Weekend Forecast for March 19-21, 2010
By Reagen Sulewski
March 19, 2010
Spring is typically a time of renewal and rebirth, a time to sweep out the old. It's sort of the same in Hollywood – as the season officially turns over, studios sweep out a bunch of old dusty things they had lying around and dump them in theatres.
Of these cast-off wannabe blockbusters, The Bounty Hunter has the best overall chance for success. A sort of romantic comedy take on Midnight Run, it stars Gerard Butler as a down-on-his-luck bounty hunter who's tasked to bring in his ex-wife, Jennifer Aniston, who's jumped bail to investigate a murder cover-up. As she tries to escape from him on the way back to prison, the murder cover-up follows them, and wacky hijinks ensue.
This is, of course, a pretty threadbare premise, and you've probably seen many, many films where variations on the Bickersons find themselves in fish-out-of-water scenarios – we had it just recently with Did You Hear About the Morgans? – and suddenly find those old wounds healing, if only for a couple of hours on screen. These generally live and die by the chemistry of their leads, and Butler and Aniston aren't the worst pairing imaginable. There's something just off about the ads, though, which are mostly devoid of jokes that don't revolve around one ex instigating violence on the other. I'm not saying I don't understand, just that it doesn't make for great cinema.
In fact, it's one of the poorest reviewed movies of the year, with just 8% of critics giving even the most tentative of thumbs up. That doesn't always matter when it comes to romantic comedies, but it often keeps them from becoming huge hits. Both of these actors have actually managed to survive horrible trailers in recent years, Butler with The Ugly Truth and Aniston with He's Just Not That Into You, but this combination of actors and material feels a little more toxic, like a mini-Gigli in the making. Opening on slight more than 3,000 screens, this should open to about $24 million this weekend.
Pre-teens get another potential franchise-starting film this weekend, on the heels of Percy Jackson. Diary of a Wimpy Kid is decidedly less action-oriented of course, but perhaps no less popular for it. Based on a best-selling series of illustrated novels, the film follows the titular junior high student as he deals with bullies, cooties and the horrors of gym class.

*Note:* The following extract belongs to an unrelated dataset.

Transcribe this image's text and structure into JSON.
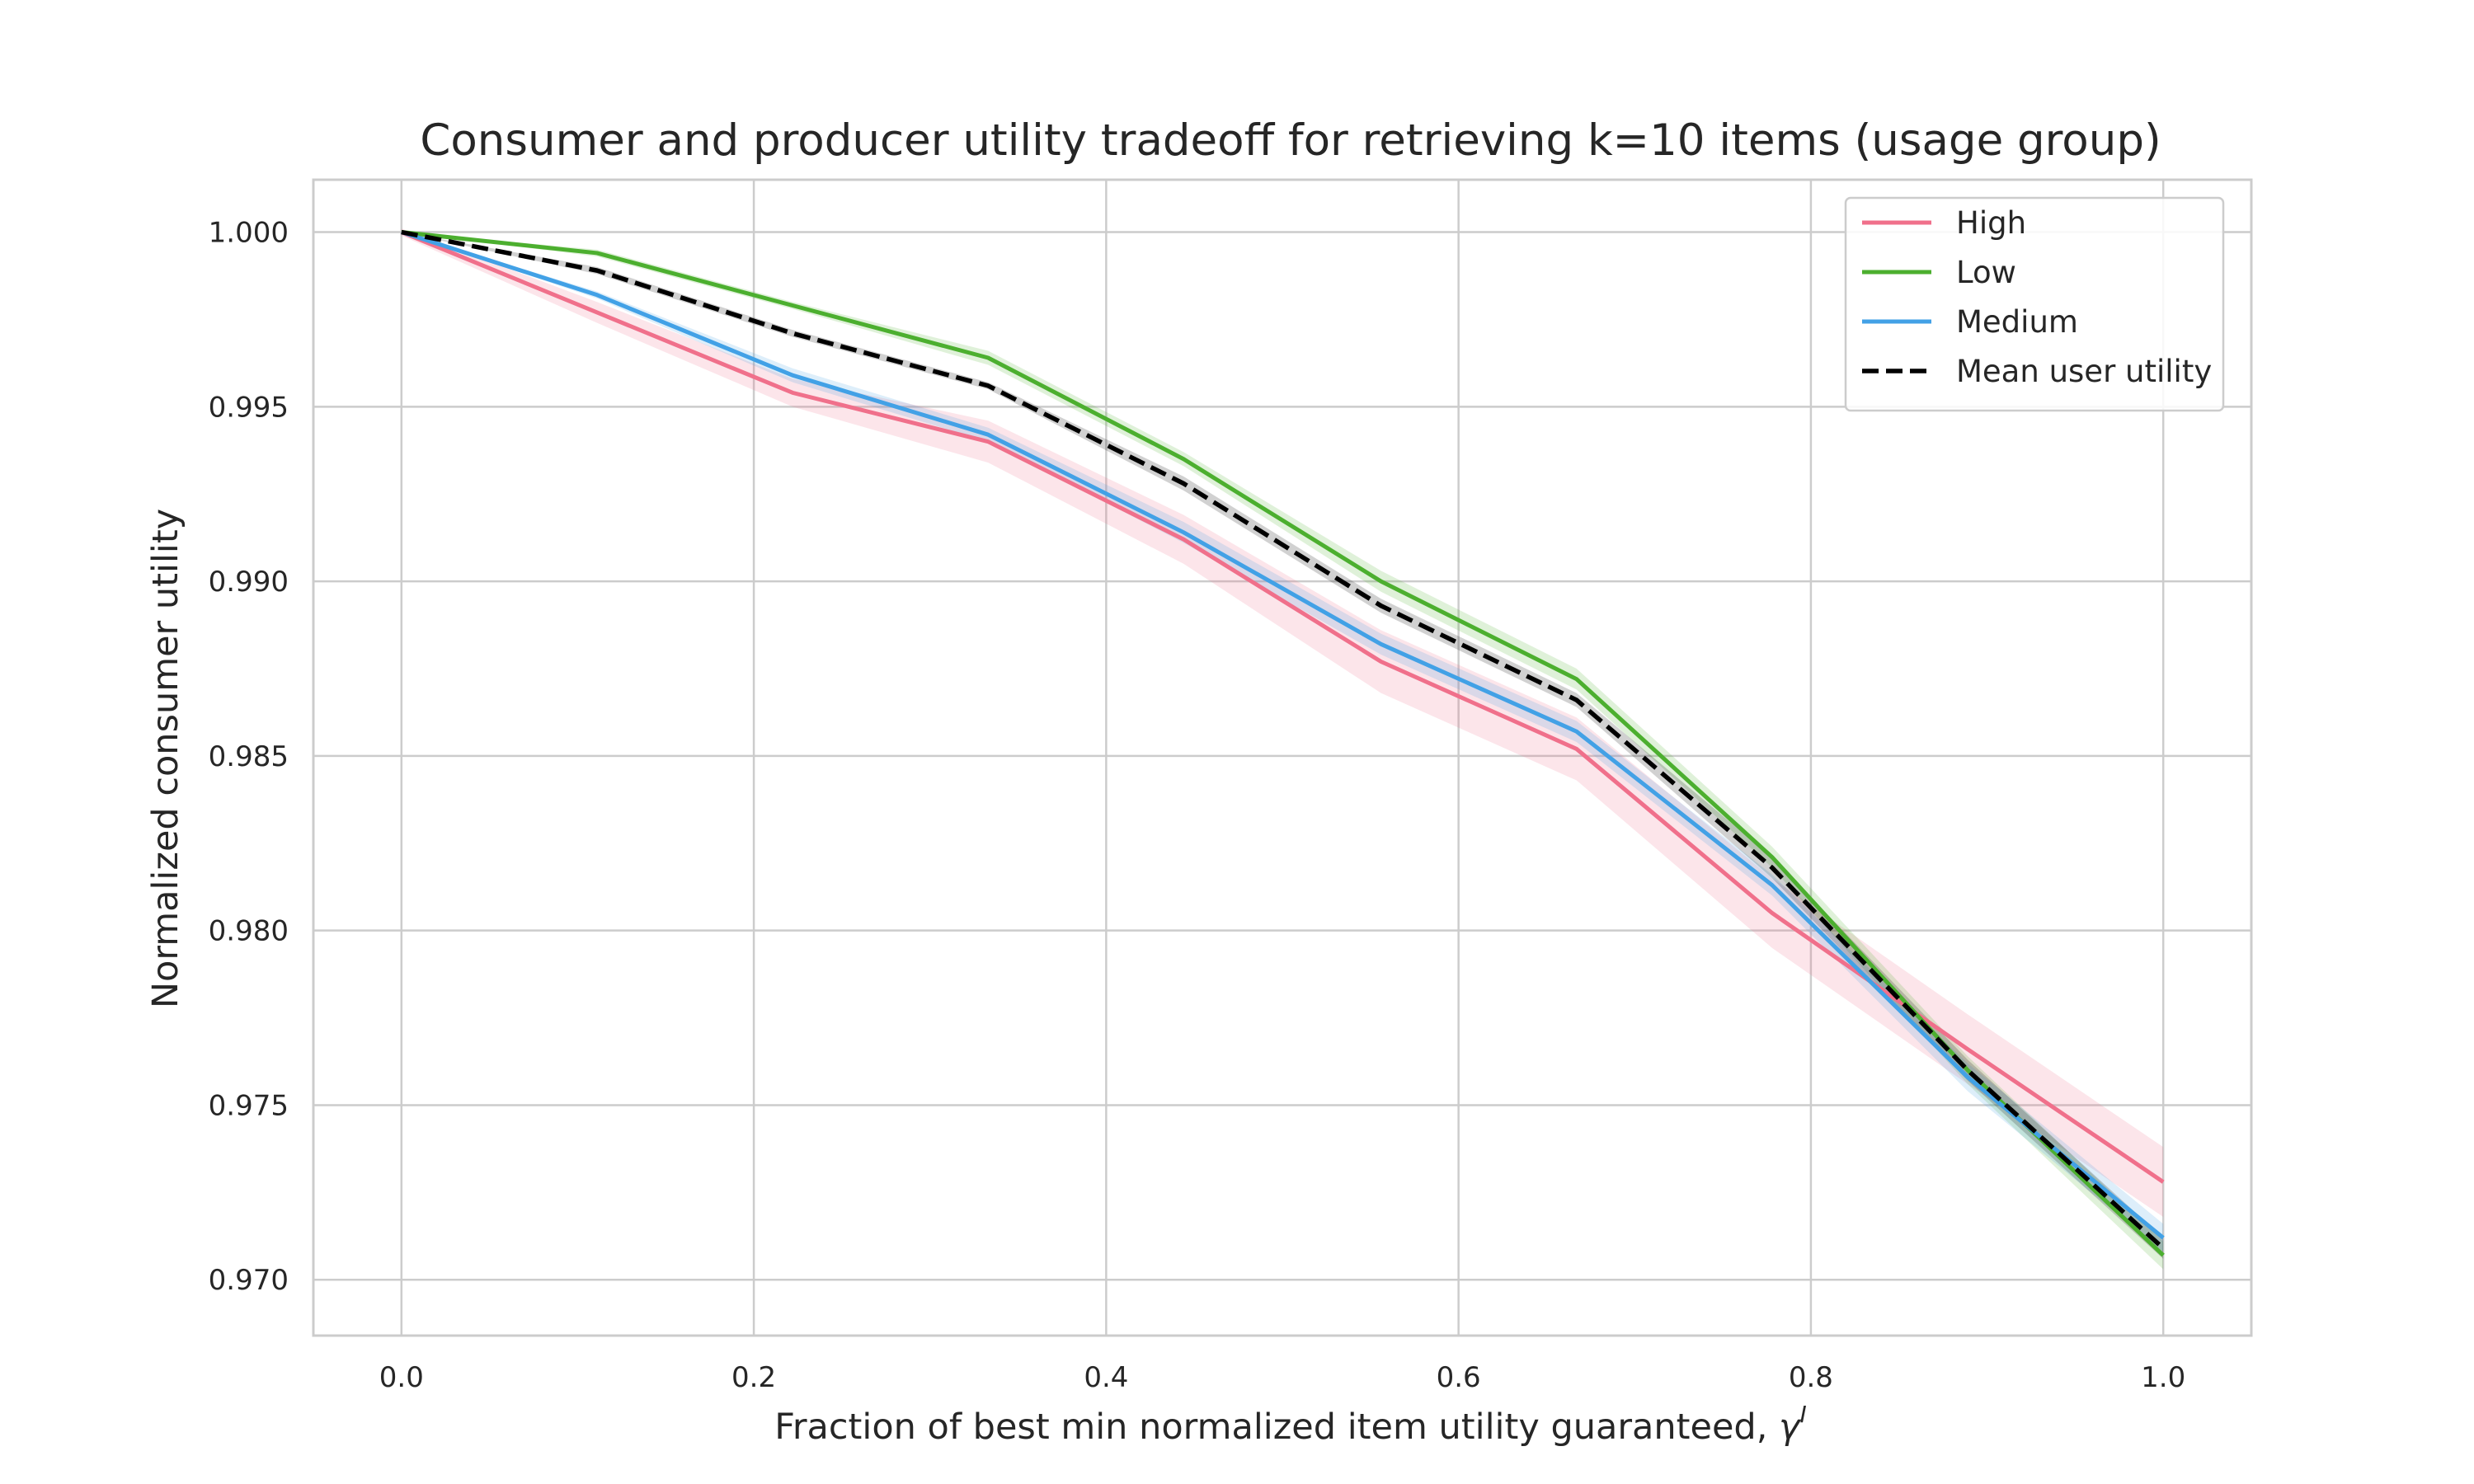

The whims and desires of pre-teens are often mercurial when it comes to entertainment, but this film seems to be hitting at perhaps the optimal possible time. Six books related to the series are in the Amazon Top 100 for children's books, and its target audience hasn't had the chance to outgrow them yet. Helmed by the director of Hotel For Dogs, which you probably forgot opened to $17 million, Wimpy Kid has the chance to be a moderate hit with around $19 million for an opening weekend.
The third wide release is Repo Men, which belongs to a genre that typically sends distributors running for the exits – dystopian satire. Jude Law and Forest Whitaker star as the titular characters, repo men for artificial organ suppliers, who forcibly reclaim organs when their owners can't make the payments. Since you usually need a heart or a liver to stay alive – well, that's kind of a problem for their owners.